Firenze, rimpasti e assessori con residenza a Francoforte

La domanda nasce spontanea: può un sindaco fare il cosiddetto rimpasto di giunta annunciando il fatto sui giornali senza prima averlo fatto di fronte all’assemblea che rappresenta la città?
Dario Nardella ha deciso ma quello che a qualcuno potrebbe sembrano il piglio della persona capace di prendere decisioni,  in realtà mostra tutt’altro.

Il fatto: causa i troppi impegni, legati alle iniziative di commemorazioni del decennale della scomparsa del marito Luciano Pavarotti, Nicoletta Mantovani ormai ex assessore alle relazioni internazionali e cooperazione, in una lettera aveva motivato al sindaco Nardella la sua decisione di lasciare il suo incarico.
Al via, quindi, un classico rimescolamento di deleghe all’italiana e la nomina di un nuovo assessore che “logicamente” dovendo occuparsi di Firenze non vive in città ma (pare) a Francoforte.
La seconda domanda è: dovremo pagargli il biglietto?

Sull’accaduto durissime sono state  le parole pronunciate oggi dall’opposizione, nelle persone di Francesco Torselli (Fratelli d’Italia), Cristina Scaletti (La Firenze Viva), Tommaso Grassi (Firenze riparte a Sinistra), Miriam Amato (Alternativa Libera) Jacopo Cellai (Forza Italia), Arianna Xekalos (Movimento 5 Stelle) che non hanno apprezzato il modus operandi del sindaco.

“Un sindaco degno di questo nome –hanno spiegato gli esponenti dell’opposizione in un comunicato – non annuncia rimpasti di giunta sui giornali, ma di fronte all’assemblea che rappresenta la città che lo ha eletto.

Evidentemente, nella foga di trovare una soluzione che accontentasse tutte le rumorose anime del suo partito, Nardella deve essersi dimenticato di essere il sindaco di Firenze con il dovere di portare rispetto al Consiglio comunale e alle istituzioni.
L’ennesimo atteggiamento a metà tra l’arroganza che fu di Renzi e l’inadeguatezza di chi ricopre un ruolo per il quale è palesemente inadatto”.

Una mancanza di rispetto verso i fiorentini per cui i consiglieri comunali di opposizione si appellano ufficialmente “alla presidente del consiglio comunale Caterina Biti, affinché difenda il ruolo dell’Istituzione che presiede, dissociandosi pubblicamente da chi delegittima il ruolo del consiglio, preoccupandosi di comunicare una tale notizia alla stampa prima che al Consiglio comunale stesso.”

La terza domanda: ma perché la politica  non fa suo il vecchio detto contadino “moglie e buoi dei paesi tuoi”?
Ma davvero i fiorentini che vivono a Firenze non sono in grado di gestire un assessorato come quello lasciato dalla Mantovani?

Roberta Capanni

2 Commenti

  1. Ma nemmeno la Mantovani era di Firenze.

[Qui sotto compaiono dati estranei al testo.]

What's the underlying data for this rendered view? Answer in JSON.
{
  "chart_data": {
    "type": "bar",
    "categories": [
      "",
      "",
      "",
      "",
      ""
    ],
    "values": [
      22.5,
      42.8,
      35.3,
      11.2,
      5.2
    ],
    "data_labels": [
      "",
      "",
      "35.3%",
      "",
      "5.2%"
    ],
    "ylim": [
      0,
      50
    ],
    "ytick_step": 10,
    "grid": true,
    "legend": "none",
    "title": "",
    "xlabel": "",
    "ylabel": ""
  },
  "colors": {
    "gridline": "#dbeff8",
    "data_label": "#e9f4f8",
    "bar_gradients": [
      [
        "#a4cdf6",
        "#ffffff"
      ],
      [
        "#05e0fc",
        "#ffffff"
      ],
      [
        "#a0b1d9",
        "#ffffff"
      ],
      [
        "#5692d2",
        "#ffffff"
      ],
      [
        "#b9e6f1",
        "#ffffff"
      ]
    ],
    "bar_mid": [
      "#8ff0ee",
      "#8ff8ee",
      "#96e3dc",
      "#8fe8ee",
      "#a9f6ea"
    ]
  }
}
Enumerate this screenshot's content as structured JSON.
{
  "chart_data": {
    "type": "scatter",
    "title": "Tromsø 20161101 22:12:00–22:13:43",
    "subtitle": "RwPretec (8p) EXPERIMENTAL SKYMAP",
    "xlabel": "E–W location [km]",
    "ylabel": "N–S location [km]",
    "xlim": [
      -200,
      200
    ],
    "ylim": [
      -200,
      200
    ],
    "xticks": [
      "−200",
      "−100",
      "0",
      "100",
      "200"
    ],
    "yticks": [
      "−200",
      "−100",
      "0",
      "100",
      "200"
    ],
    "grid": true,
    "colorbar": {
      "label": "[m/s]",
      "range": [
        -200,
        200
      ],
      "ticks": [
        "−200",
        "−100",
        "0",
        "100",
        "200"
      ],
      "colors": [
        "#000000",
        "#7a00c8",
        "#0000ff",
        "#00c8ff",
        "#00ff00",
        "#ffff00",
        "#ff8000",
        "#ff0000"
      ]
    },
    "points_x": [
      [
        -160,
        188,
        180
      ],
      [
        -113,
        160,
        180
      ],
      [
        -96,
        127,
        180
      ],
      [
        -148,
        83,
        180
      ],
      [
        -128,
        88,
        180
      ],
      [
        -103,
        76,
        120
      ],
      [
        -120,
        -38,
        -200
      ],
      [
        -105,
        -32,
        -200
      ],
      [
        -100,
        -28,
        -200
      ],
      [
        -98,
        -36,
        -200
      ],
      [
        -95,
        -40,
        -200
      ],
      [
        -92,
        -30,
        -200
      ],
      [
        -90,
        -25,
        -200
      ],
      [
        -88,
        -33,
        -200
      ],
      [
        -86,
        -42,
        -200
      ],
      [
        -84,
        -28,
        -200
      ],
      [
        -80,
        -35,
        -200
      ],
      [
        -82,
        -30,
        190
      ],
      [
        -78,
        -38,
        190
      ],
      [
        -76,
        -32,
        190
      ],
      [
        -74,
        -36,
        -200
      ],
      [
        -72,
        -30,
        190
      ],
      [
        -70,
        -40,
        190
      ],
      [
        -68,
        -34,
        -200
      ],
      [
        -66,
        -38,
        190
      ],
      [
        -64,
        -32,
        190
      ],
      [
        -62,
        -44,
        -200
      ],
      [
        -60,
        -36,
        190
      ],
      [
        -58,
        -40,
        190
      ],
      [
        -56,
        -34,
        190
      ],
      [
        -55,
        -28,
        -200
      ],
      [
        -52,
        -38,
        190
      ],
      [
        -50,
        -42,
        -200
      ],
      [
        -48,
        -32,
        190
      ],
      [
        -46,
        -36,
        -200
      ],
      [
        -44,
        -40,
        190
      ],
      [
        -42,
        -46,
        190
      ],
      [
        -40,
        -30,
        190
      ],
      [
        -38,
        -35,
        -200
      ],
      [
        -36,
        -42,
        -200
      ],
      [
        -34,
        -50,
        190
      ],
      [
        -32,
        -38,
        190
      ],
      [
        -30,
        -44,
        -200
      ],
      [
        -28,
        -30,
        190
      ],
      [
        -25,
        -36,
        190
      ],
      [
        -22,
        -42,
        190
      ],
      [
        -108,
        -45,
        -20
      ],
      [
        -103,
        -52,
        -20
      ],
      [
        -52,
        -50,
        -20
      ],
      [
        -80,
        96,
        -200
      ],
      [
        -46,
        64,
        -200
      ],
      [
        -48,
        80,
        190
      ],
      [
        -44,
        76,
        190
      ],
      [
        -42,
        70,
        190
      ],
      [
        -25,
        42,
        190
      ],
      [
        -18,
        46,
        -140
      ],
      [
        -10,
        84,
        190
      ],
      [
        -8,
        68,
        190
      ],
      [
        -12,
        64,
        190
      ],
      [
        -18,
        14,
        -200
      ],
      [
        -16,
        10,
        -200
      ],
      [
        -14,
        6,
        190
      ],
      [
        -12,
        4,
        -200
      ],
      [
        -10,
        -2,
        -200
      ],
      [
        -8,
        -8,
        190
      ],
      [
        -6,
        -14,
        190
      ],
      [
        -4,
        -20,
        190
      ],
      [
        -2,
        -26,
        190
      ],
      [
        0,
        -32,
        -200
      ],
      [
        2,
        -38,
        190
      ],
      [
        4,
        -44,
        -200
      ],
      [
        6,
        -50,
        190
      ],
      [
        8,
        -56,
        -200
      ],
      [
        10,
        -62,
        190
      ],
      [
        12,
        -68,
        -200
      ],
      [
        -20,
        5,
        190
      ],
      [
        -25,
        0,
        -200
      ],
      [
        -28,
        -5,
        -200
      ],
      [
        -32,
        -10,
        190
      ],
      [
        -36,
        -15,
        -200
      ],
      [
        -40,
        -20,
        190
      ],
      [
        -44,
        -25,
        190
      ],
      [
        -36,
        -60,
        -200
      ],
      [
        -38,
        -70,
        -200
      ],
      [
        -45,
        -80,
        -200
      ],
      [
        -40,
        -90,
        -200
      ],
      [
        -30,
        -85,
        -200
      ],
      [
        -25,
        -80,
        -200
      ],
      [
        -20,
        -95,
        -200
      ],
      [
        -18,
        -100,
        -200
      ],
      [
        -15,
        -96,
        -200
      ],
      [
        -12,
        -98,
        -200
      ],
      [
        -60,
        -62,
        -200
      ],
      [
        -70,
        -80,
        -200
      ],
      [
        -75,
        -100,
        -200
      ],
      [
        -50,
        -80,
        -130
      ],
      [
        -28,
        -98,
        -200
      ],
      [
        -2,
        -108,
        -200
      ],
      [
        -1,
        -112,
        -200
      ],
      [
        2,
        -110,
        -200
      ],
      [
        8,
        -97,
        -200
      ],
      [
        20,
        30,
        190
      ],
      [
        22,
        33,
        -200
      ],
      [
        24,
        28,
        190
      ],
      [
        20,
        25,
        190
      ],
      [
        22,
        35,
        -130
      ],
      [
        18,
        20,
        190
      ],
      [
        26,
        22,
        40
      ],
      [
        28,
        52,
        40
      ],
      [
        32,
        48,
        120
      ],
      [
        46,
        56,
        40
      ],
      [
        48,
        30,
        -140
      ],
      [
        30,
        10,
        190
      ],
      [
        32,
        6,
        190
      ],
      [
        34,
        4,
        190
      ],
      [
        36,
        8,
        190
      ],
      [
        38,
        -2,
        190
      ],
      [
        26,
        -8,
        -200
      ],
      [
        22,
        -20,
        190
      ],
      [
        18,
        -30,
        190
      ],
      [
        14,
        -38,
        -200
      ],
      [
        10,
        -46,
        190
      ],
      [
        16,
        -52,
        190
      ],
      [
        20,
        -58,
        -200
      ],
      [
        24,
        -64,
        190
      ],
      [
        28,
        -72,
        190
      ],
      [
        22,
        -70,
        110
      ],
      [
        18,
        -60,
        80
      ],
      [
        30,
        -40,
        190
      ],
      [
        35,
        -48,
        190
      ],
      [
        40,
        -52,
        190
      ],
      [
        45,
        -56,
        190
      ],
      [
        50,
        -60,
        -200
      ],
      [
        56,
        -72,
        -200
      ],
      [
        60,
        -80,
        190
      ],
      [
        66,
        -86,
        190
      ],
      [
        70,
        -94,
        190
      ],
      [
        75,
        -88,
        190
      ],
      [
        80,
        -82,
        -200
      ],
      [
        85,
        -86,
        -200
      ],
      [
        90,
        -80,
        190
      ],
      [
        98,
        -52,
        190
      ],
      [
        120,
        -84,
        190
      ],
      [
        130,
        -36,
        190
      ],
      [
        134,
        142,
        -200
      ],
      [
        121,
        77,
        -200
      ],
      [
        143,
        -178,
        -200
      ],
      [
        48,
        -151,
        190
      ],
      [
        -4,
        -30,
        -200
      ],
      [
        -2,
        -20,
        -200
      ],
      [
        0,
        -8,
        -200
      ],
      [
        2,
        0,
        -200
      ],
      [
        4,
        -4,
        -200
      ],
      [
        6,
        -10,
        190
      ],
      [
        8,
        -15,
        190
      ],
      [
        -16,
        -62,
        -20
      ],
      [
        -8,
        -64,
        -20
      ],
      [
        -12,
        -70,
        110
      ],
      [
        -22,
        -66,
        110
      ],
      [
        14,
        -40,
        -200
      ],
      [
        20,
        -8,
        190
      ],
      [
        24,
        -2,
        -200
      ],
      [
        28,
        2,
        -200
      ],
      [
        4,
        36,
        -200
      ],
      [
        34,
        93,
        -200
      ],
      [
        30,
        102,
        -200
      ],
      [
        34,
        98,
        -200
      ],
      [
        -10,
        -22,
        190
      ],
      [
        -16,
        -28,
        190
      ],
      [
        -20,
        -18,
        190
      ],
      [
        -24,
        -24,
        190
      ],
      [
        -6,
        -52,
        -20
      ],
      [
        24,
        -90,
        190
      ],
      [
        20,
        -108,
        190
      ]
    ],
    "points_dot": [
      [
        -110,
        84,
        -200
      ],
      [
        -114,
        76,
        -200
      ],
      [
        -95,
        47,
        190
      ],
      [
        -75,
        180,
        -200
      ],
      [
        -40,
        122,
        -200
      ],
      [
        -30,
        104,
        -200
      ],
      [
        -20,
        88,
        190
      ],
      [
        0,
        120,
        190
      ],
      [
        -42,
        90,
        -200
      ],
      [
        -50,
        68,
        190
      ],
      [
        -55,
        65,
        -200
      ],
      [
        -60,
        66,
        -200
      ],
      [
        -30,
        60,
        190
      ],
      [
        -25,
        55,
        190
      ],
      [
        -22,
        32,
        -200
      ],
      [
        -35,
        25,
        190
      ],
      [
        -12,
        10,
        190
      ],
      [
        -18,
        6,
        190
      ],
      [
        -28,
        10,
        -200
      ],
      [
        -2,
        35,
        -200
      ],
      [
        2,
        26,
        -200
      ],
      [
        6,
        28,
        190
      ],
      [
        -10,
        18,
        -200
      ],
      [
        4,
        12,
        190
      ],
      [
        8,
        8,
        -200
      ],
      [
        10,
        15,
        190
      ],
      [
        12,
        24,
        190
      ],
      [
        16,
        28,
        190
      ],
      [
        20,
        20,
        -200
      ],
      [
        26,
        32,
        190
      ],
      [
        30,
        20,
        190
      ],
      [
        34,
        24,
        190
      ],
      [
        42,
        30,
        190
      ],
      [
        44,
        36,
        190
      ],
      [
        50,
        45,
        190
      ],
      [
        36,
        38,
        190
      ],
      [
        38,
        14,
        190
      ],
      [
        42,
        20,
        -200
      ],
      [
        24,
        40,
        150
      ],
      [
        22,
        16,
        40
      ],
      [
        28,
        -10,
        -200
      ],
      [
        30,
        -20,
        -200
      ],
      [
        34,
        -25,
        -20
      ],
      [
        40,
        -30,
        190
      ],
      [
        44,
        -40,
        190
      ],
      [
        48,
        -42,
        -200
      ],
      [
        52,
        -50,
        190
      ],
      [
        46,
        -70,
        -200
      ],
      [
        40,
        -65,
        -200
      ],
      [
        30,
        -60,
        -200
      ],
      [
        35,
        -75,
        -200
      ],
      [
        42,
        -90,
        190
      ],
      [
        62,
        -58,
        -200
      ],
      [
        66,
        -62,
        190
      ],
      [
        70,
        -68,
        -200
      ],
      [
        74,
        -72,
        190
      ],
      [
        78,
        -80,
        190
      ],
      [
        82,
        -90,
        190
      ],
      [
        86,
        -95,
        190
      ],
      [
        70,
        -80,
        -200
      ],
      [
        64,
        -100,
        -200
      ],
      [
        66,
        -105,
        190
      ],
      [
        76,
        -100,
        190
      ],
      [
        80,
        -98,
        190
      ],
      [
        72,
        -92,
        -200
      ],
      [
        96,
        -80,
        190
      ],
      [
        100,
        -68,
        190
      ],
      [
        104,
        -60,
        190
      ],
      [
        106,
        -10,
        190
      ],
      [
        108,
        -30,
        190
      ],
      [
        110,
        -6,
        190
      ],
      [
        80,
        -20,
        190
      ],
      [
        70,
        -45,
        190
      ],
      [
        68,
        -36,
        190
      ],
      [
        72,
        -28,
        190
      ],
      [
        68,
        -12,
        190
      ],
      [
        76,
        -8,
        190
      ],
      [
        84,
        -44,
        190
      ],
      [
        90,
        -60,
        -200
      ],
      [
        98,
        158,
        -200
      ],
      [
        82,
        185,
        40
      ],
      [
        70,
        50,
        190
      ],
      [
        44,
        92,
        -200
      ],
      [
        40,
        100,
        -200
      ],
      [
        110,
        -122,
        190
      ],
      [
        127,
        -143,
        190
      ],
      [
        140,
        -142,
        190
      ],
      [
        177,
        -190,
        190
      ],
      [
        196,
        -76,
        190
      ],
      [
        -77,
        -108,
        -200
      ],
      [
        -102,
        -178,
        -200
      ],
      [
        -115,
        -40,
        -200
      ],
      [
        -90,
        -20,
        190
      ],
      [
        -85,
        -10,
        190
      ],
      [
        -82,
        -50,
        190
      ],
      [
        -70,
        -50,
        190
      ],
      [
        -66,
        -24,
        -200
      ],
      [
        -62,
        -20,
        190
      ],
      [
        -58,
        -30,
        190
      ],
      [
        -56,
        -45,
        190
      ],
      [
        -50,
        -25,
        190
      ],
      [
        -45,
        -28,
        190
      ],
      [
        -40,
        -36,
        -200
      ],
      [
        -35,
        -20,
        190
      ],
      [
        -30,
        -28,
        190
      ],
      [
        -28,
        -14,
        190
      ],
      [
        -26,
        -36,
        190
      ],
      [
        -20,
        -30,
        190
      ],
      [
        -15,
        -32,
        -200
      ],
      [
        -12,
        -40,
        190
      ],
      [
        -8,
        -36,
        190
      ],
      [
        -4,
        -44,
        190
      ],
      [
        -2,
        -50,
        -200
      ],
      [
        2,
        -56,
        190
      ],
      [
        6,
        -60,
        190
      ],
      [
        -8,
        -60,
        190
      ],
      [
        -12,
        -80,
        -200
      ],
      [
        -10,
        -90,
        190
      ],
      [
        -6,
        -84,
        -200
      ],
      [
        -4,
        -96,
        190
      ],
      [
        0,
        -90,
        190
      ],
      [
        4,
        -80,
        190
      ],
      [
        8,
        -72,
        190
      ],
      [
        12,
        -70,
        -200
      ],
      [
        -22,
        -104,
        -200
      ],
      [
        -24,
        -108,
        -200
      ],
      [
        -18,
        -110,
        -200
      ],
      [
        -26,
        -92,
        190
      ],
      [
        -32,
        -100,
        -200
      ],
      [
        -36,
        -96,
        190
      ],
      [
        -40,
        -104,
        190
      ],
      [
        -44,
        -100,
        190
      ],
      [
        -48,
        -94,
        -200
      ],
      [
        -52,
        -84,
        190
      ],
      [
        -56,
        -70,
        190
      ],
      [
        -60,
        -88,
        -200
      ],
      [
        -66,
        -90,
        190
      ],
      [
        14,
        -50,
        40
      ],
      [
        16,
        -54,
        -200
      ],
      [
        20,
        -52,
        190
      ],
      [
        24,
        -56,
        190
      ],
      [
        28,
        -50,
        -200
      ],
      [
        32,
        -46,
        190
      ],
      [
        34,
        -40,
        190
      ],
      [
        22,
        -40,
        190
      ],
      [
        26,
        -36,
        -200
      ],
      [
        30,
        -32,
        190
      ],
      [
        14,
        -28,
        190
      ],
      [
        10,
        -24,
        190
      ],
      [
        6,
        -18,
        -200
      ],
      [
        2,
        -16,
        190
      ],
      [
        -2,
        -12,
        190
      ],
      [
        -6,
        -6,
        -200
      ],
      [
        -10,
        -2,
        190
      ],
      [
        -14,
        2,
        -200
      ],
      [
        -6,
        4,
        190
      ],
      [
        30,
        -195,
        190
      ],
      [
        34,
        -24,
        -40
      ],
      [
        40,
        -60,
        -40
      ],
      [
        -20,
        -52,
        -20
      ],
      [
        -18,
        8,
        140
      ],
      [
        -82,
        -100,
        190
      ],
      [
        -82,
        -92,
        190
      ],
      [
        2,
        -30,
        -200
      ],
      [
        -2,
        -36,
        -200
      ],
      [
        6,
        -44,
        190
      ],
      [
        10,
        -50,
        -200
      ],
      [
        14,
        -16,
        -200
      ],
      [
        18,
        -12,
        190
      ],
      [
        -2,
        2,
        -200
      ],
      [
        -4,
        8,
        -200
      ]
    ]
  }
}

Non vedo perché l’assessorato deve essere necessariamente lasciato ad uno/a di Firenze. L’importanza è che siano capaci e che abbiano esperienza nell’amministrazione pubblica.

    • Vero. Niente da eccepire sul nuovo Assessore come persona sono i metodi usati per la sua nomina che sono fuori dalle regole. Il Sindaco riferisce in consiglio comunale. annuncia di aver ricevuto le dimissioni, decide se accettarle o no e poi nomina un nuovo assessore davanti al Consiglio Comunale eletto dal popolo.
      La Mantovani non era residente all’estero comunque.
      Esperienza in amministrazione pubblica? Vero. Strano che anche in Firenze Fiera sia stata trasparente la Concia…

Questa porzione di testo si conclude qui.